The Executive Director of the State’s Primary Health Care Development Agency (SPHCDA), Yahaya Na’uzo, on Monday, in Minna, disclosed that law establishing SPHCDA, specifically sections 23 to 28, has made rejection of immunization services a criminal offense.

Na’uzo, who said that such offenders are liable to two years jail term, a fine of N50,000, or both, added that Niger was first to enact a law that would prosecute parents, who deliberately denied their children access to immunization.

According to him, passage of the Child Rights Act into law was also meant to protect rights of the children and right to immunization services.

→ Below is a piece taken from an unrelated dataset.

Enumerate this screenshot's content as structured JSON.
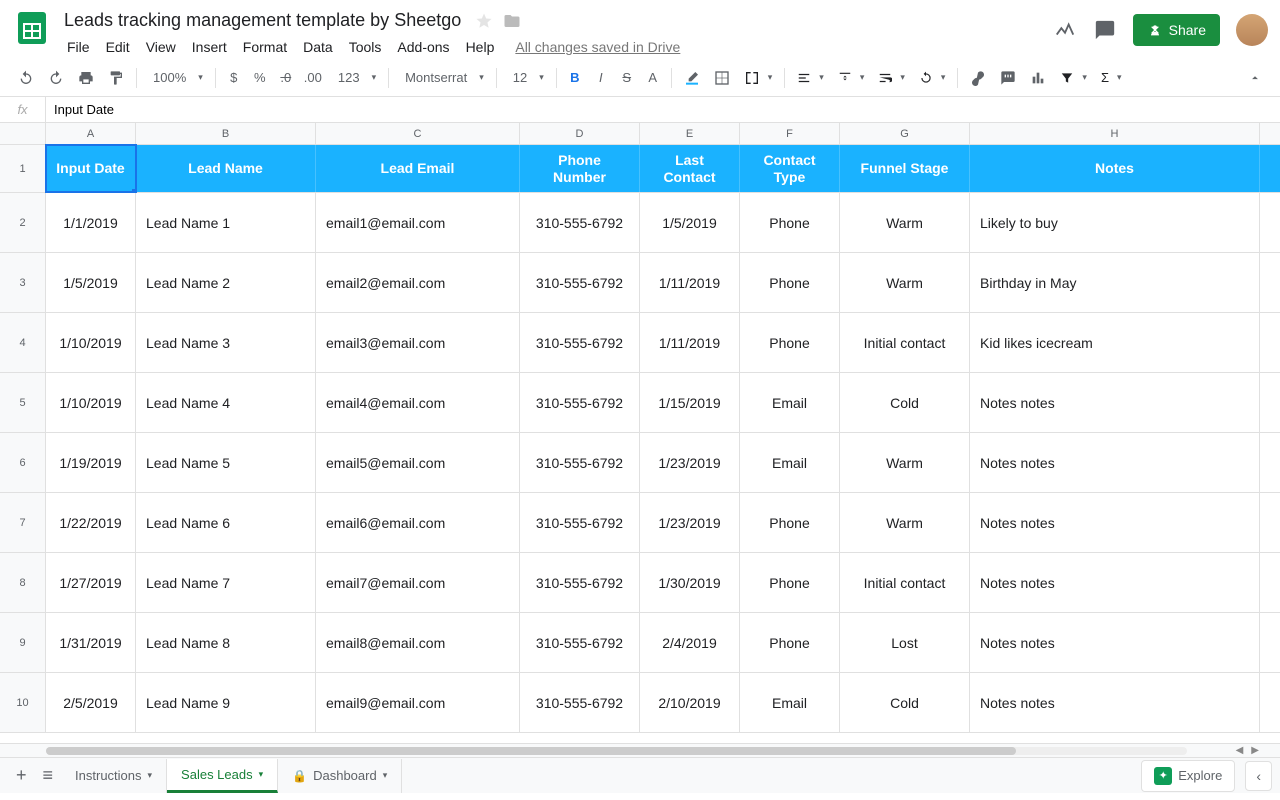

The SPHCDA boss noted that the state last recorded wild polio case in March 2013, in Dakwa village, a border town between Tafa Local government area and FCT.

He said after that discovery, the state implemented eight rounds of immunization, with about 2.8 million children vaccinated per round.

Na’uzo explained that this year, children would be vaccinated during routine immunization against Tuberculosis, Hepatitis, Poliomyelitis and Diphtheria.

“Other vaccinations will be administered against whooping cough, tetanus, pneumonia, yellow fever, measles and diphtheria for pregnant women,” he said.

The executive director noted that though, Niger has been removed from the list of high risk states with polio transmission since 2016 but, there was still need to improve on routine immunization, especially in hard to reach areas.

According to Na’uzo, the state would implement only January, March and April 2017 rounds of Immunization Plus Days (IPDS), since it was no longer among states with high risk polio transmission.

He said the agency would collaborate with neighbouring states such as Kebbi, Zamfara and Kaduna to ensure surveillance and reduce cases of missed children.

The SPHCDA boss solicited support of traditional and religious leaders, as well as other stakeholders toward educating communities on need for total compliance.